Moreover, TSMC's ADR has not only attracted active investors but has also been included in benchmark indices and ETFs such as the Philadelphia Semiconductor Index, leading funds that track these indices to purchase TSMC's American stocks, further driving the ADR's superior performance compared to Taiwanese stocksAccording to data compiled by Bloomberg, TSMC's ADR accounts for only one-fifth of the company's total outstanding shares, but its average daily trading volume over the past three months is twice that of TSMC's Taiwan stock.

Will the premium continue to exist?

Analysts point out that the premium of TSMC's ADR exists in the long term due to its substitutability (meaning TSMC's ADR and the common stock of TSMC listed in Taiwan can be converted into each other through specific procedures), while Taiwan stocks require special regulatory approval to be converted into equivalent U.S. stocks.

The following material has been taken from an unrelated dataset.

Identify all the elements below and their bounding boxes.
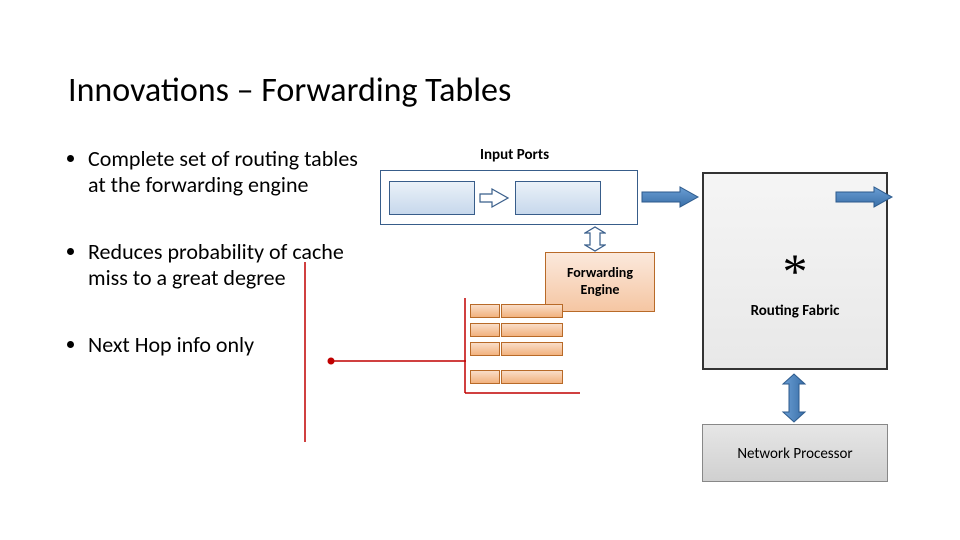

As of Monday, the short interest ratio of TSMC's ADR was 0.4% of the outstanding shares, significantly lower than 3.1% in June last year, indicating that investors remain optimistic about the stock. Data compiled by Bloomberg shows that over 90% of analysts have given TSMC's ADR a buy rating.

Alex Au, General Manager of Alphalex Capital Management, stated:

"Over the past year, global investors have poured significant funds into the artificial intelligence sector, and TSMC is a major player in this field. The expansion of the U.S. investor base has driven the widening of the premium. Betting on mean reversion now is no longer a good strategy, as financing costs have risen, and the premium has become too trend-driven."

Joseph Lai, Chief Investment Officer of Sydney OX Capital Management, also stated:

"In the medium term, the valuation premium may further expand."